Ted Turner, the outspoken broadcasting pioneer who launched CNN in 1980, transformed rolling news coverage worldwide and has died aged 87.
The news was confirmed by Turner Enterprises and CNN on Wednesday morning, US time. Turner died surrounded by family, according to a statement from the company overseeing his business interests and investments.
A billionaire businessman, environmentalist and philanthropist, Turner built a sprawling media empire that stretched far beyond news television. Alongside CNN, he founded and owned channels including Cartoon Network, TBS, TNT, and Turner Classic Movies, while also holding stakes in professional sports teams and vast landholdings across the United States.
Known as both “Captain Outrageous” and “The Mouth of the South,” Turner cultivated a reputation as one of the media industry’s most unpredictable and larger-than-life figures.
His blunt delivery and appetite for risk helped define not just his public image, but the aggressive expansion strategy behind Turner Broadcasting.
The man who made news a 24-hour business
Turner’s signature achievement was the creation of CNN, the world’s first 24-hour television news network.
At the time, the concept was widely mocked. Critics derided the channel as the “Chicken Noodle Network” and questioned whether audiences would watch news around the clock. Turner pushed ahead anyway, recruiting journalists and technical crews with the promise of building something entirely new.
The gamble changed television permanently.
CNN’s model, continuous live coverage of wars, political crises, natural disasters and breaking events, became the blueprint for modern rolling news channels worldwide.
The network’s profile surged during the 1990-91 Gulf War, when CNN reporters remained in Baghdad as many other broadcasters withdrew, delivering live coverage that captivated global audiences.

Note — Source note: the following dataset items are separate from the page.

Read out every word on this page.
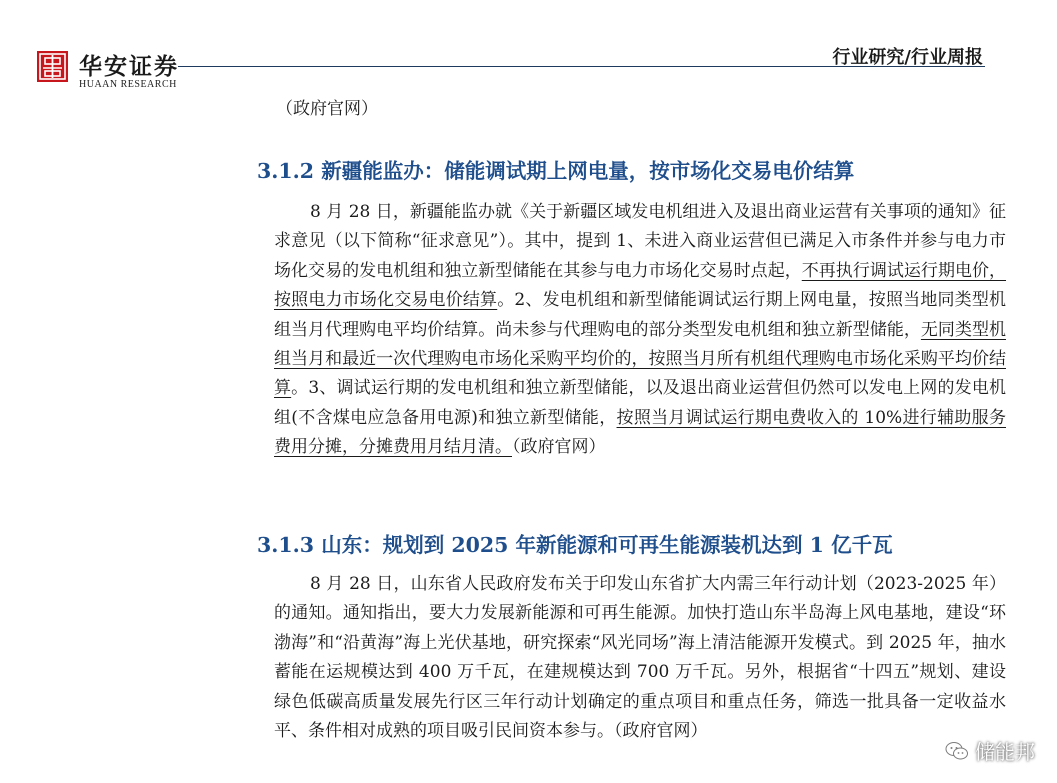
华安证券
HUAAN RESEARCH
行业研究/行业周报
（政府官网）
3.1.2 新疆能监办：储能调试期上网电量，按市场化交易电价结算
8 月 28 日，新疆能监办就《关于新疆区域发电机组进入及退出商业运营有关事项的通知》征求意见（以下简称“征求意见”）。其中，提到 1、未进入商业运营但已满足入市条件并参与电力市场化交易的发电机组和独立新型储能在其参与电力市场化交易时点起，不再执行调试运行期电价，按照电力市场化交易电价结算。2、发电机组和新型储能调试运行期上网电量，按照当地同类型机组当月代理购电平均价结算。尚未参与代理购电的部分类型发电机组和独立新型储能，无同类型机组当月和最近一次代理购电市场化采购平均价的，按照当月所有机组代理购电市场化采购平均价结算。3、调试运行期的发电机组和独立新型储能，以及退出商业运营但仍然可以发电上网的发电机组(不含煤电应急备用电源)和独立新型储能，按照当月调试运行期电费收入的 10%进行辅助服务费用分摊，分摊费用月结月清。（政府官网）
3.1.3 山东：规划到 2025 年新能源和可再生能源装机达到 1 亿千瓦
8 月 28 日，山东省人民政府发布关于印发山东省扩大内需三年行动计划（2023-2025 年）的通知。通知指出，要大力发展新能源和可再生能源。加快打造山东半岛海上风电基地，建设“环渤海”和“沿黄海”海上光伏基地，研究探索“风光同场”海上清洁能源开发模式。到 2025 年，抽水蓄能在运规模达到 400 万千瓦，在建规模达到 700 万千瓦。另外，根据省“十四五”规划、建设绿色低碳高质量发展先行区三年行动计划确定的重点项目和重点任务，筛选一批具备一定收益水平、条件相对成熟的项目吸引民间资本参与。（政府官网）
储能邦
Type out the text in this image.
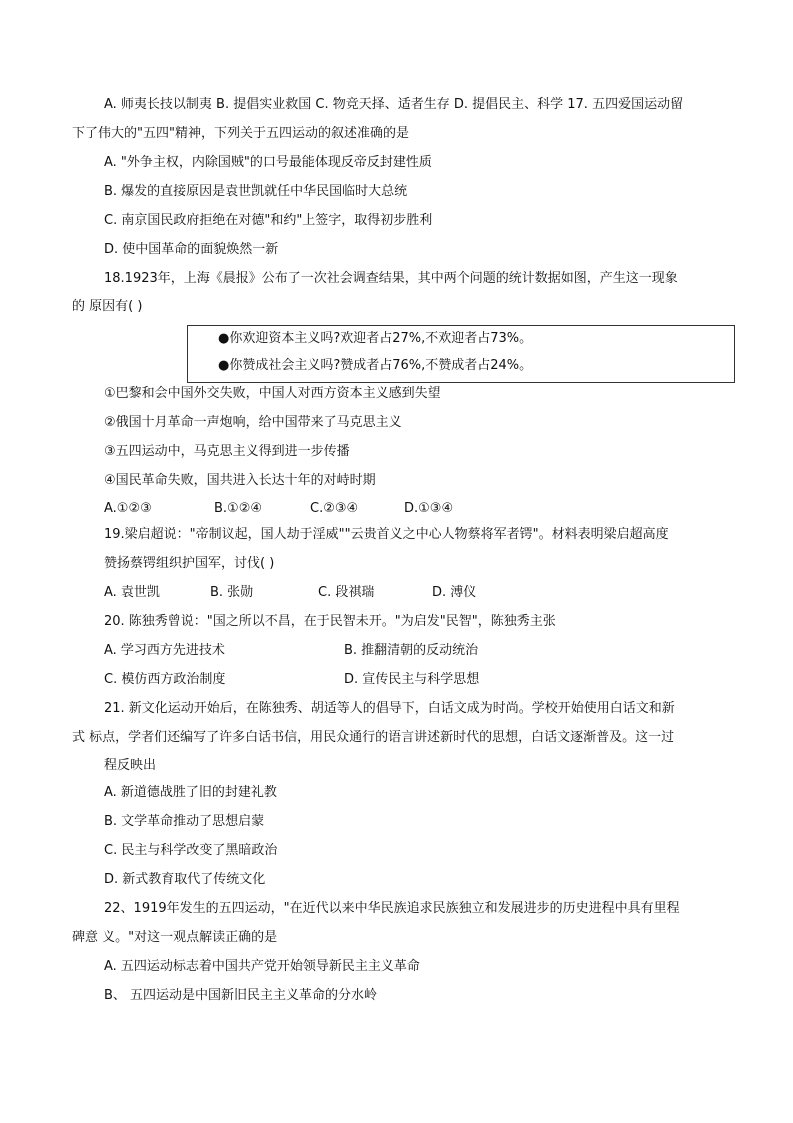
A. 师夷长技以制夷 B. 提倡实业救国 C. 物竞天择、适者生存 D. 提倡民主、科学 17. 五四爱国运动留
下了伟大的"五四"精神，下列关于五四运动的叙述准确的是
A. "外争主权，内除国贼"的口号最能体现反帝反封建性质
B. 爆发的直接原因是袁世凯就任中华民国临时大总统
C. 南京国民政府拒绝在对德"和约"上签字，取得初步胜利
D. 使中国革命的面貌焕然一新
18.1923年，上海《晨报》公布了一次社会调查结果，其中两个问题的统计数据如图，产生这一现象
的 原因有( )
●你欢迎资本主义吗?欢迎者占27%,不欢迎者占73%。
●你赞成社会主义吗?赞成者占76%,不赞成者占24%。
①巴黎和会中国外交失败，中国人对西方资本主义感到失望
②俄国十月革命一声炮响，给中国带来了马克思主义
③五四运动中，马克思主义得到进一步传播
④国民革命失败，国共进入长达十年的对峙时期
A.①②③	B.①②④	C.②③④	D.①③④
19.梁启超说："帝制议起，国人劫于淫威""云贵首义之中心人物蔡将军者锷"。材料表明梁启超高度
赞扬蔡锷组织护国军，讨伐( )
A. 袁世凯	B. 张勋	C. 段祺瑞	D. 溥仪
20. 陈独秀曾说："国之所以不昌，在于民智未开。"为启发"民智"，陈独秀主张
A. 学习西方先进技术	B. 推翻清朝的反动统治
C. 模仿西方政治制度	D. 宣传民主与科学思想
21. 新文化运动开始后，在陈独秀、胡适等人的倡导下，白话文成为时尚。学校开始使用白话文和新
式 标点，学者们还编写了许多白话书信，用民众通行的语言讲述新时代的思想，白话文逐渐普及。这一过
程反映出
A. 新道德战胜了旧的封建礼教
B. 文学革命推动了思想启蒙
C. 民主与科学改变了黑暗政治
D. 新式教育取代了传统文化
22、1919年发生的五四运动，"在近代以来中华民族追求民族独立和发展进步的历史进程中具有里程
碑意 义。"对这一观点解读正确的是
A. 五四运动标志着中国共产党开始领导新民主主义革命
B、 五四运动是中国新旧民主主义革命的分水岭
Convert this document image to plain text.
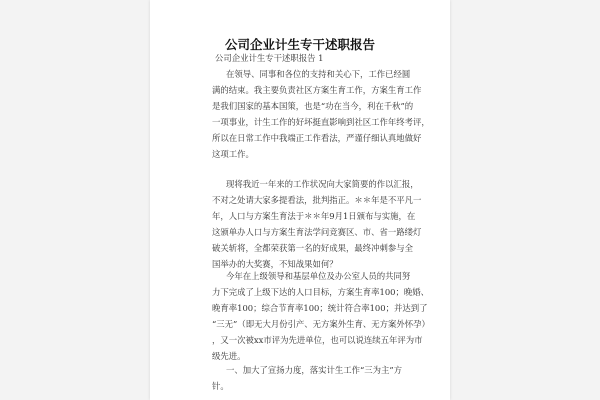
公司企业计生专干述职报告
公司企业计生专干述职报告 1
在领导、同事和各位的支持和关心下，工作已经圆
满的结束。我主要负责社区方案生育工作，方案生育工作
是我们国家的基本国策，也是“功在当今，利在千秋”的
一项事业，计生工作的好坏挺直影响到社区工作年终考评，
所以在日常工作中我端正工作看法，严谨仔细认真地做好
这项工作。
现将我近一年来的工作状况向大家简要的作以汇报，
不对之处请大家多提看法，批判指正。＊＊年是不平凡一
年，人口与方案生育法于＊＊年9月1日颁布与实施，在
这颁单办人口与方案生育法学问竞赛区、市、省一路缕灯
破关斩将，全都荣获第一名的好成果，最终冲刺参与全
国举办的大奖赛，不知战果如何？
今年在上级领导和基层单位及办公室人员的共同努
力下完成了上级下达的人口目标，方案生育率100；晚婚、
晚育率100；综合节育率100；统计符合率100；并达到了
“三无”（即无大月份引产、无方案外生育、无方案外怀孕）
，又一次被xx市评为先进单位，也可以说连续五年评为市
级先进。
一、加大了宣扬力度，落实计生工作“三为主”方
针。
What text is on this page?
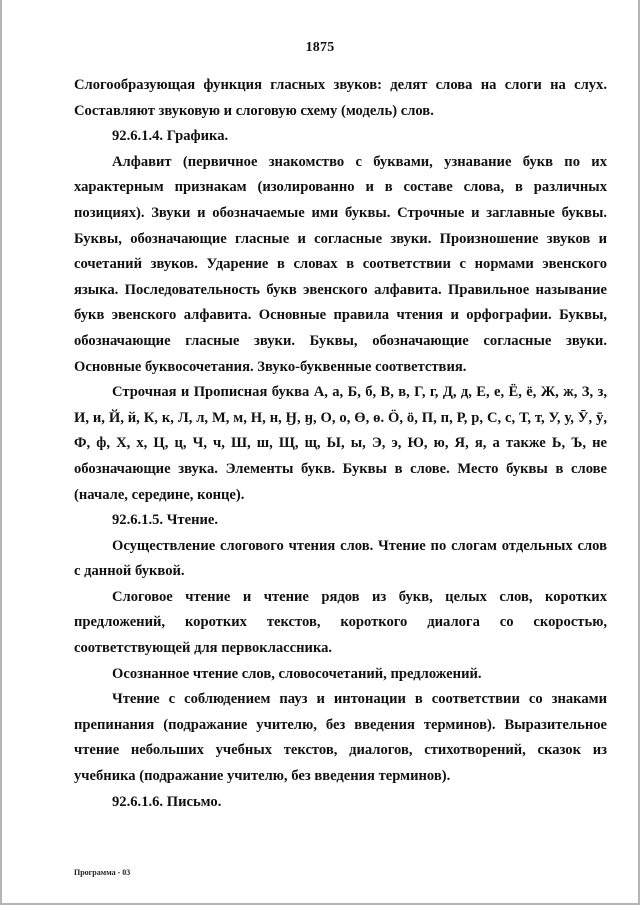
1875

Слогообразующая функция гласных звуков: делят слова на слоги на слух. Составляют звуковую и слоговую схему (модель) слов.

92.6.1.4. Графика.

Алфавит (первичное знакомство с буквами, узнавание букв по их характерным признакам (изолированно и в составе слова, в различных позициях). Звуки и обозначаемые ими буквы. Строчные и заглавные буквы. Буквы, обозначающие гласные и согласные звуки. Произношение звуков и сочетаний звуков. Ударение в словах в соответствии с нормами эвенского языка. Последовательность букв эвенского алфавита. Правильное называние букв эвенского алфавита. Основные правила чтения и орфографии. Буквы, обозначающие гласные звуки. Буквы, обозначающие согласные звуки. Основные буквосочетания. Звуко-буквенные соответствия.

Строчная и Прописная буква А, а, Б, б, В, в, Г, г, Д, д, Е, е, Ё, ё, Ж, ж, З, з, И, и, Й, й, К, к, Л, л, М, м, Н, н, Ӈ, ӈ, О, о, Ө, ө. Ӧ, ӧ, П, п, Р, р, С, с, Т, т, У, у, Ӯ, ӯ, Ф, ф, Х, х, Ц, ц, Ч, ч, Ш, ш, Щ, щ, Ы, ы, Э, э, Ю, ю, Я, я, а также Ь, Ъ, не обозначающие звука. Элементы букв. Буквы в слове. Место буквы в слове (начале, середине, конце).

92.6.1.5. Чтение.

Осуществление слогового чтения слов. Чтение по слогам отдельных слов с данной буквой.

Слоговое чтение и чтение рядов из букв, целых слов, коротких предложений, коротких текстов, короткого диалога со скоростью, соответствующей для первоклассника.

Осознанное чтение слов, словосочетаний, предложений.

Чтение с соблюдением пауз и интонации в соответствии со знаками препинания (подражание учителю, без введения терминов). Выразительное чтение небольших учебных текстов, диалогов, стихотворений, сказок из учебника (подражание учителю, без введения терминов).

92.6.1.6. Письмо.

Программа - 03
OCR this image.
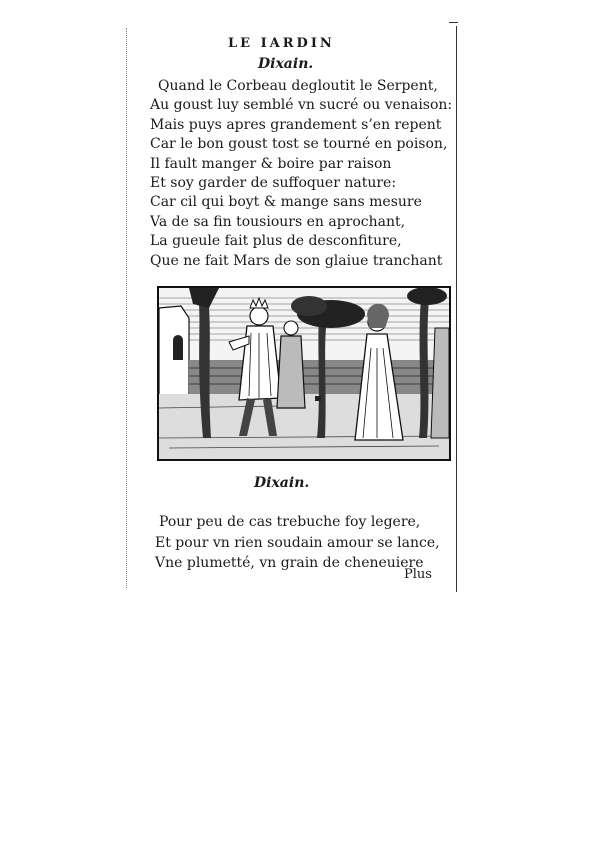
LE IARDIN
Dixain.
Quand le Corbeau degloutit le Serpent,
Au goust luy semblé vn sucré ou venaison:
Mais puys apres grandement s’en repent
Car le bon goust tost se tourné en poison,
Il fault manger & boire par raison
Et soy garder de suffoquer nature:
Car cil qui boyt & mange sans mesure
Va de sa fin tousiours en aprochant,
La gueule fait plus de desconfiture,
Que ne fait Mars de son glaiue tranchant
Dixain.
Pour peu de cas trebuche foy legere,
Et pour vn rien soudain amour se lance,
Vne plumetté, vn grain de cheneuiere
Plus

Turner later reflected that his frustration with traditional evening news bulletins had partly inspired the network.
He often worked beyond the nightly broadcast windows of America’s major networks – ABC, CBS and NBC – and saw an opportunity to create a channel where news never signed off.
From billboard business to global media empire
Born Robert Edward Turner III in Cincinnati in 1938, Turner moved to Savannah, Georgia, as a child before later joining his father’s billboard business, Turner Advertising, after being expelled from Brown University.
Following his father’s suicide in 1963, Turner took control of the business and began building what would become Turner Broadcasting.
In 1970, he acquired a struggling Atlanta television station and transformed it into the TBS SuperStation, distributing programming nationally via satellite, a move that helped pioneer the superstation television model.
The company later expanded into film and entertainment, including Turner’s debt-fuelled acquisition of Metro-Goldwyn-Mayer assets, which provided the library underpinning channels such as TNT and Turner Classic Movies.
By the time Turner sold Turner Broadcasting to Time Warner in a landmark 1996 deal, he had built a global conglomerate spanning cable television, sport and film.
Turner later described surrendering control of the company as one of his greatest regrets.
“The mistake I made was losing control of the company,” he said.
Tributes flow from across media and politics
US President Donald Trump paid tribute to Turner following news of his death, calling him “one of the Greats of All Time.”
“Whenever I needed him, he was there, always willing to fight for a good cause!” Trump wrote on social media.
President Donald J. Trump on the passing of Ted Turner: pic.twitter.com/OwIwl58CRT
— The White House (@WhiteHouse) May 6, 2026
CNN chief executive Mark Thompson described Turner as “a giant on whose shoulders we stand,” while CNN anchor Christiane Amanpour said Turner “changed not just the world, but all of our lives, too.”
In a family statement, Turner was remembered for his “no-holds-barred delivery, endearing sense of humour, and undying loyalty to those around him.”
“He charmed people he met with his warmth and general lack of conceit, despite his many successes and celebrity.”
A legacy beyond television
Outside media, Turner became one of America’s most prominent philanthropists and conservationists.
He donated $US1 billion to United Nations causes in 1997 and later co-founded the Nuclear Threat Initiative alongside former US senator Sam Nunn.
Turner also amassed millions of acres of ranchland and became one of the largest private landholders in the United States, helping support conservation efforts, including the preservation of bison populations.
In later years, Turner revealed he had been diagnosed with Lewy body dementia and stepped back from public life, focusing increasingly on philanthropy and environmental work.
Still, his influence over modern television remained impossible to ignore.
As Time magazine noted when naming him Man of the Year in 1991, Turner had succeeded in “turning viewers in 150 countries into instant witnesses of history.”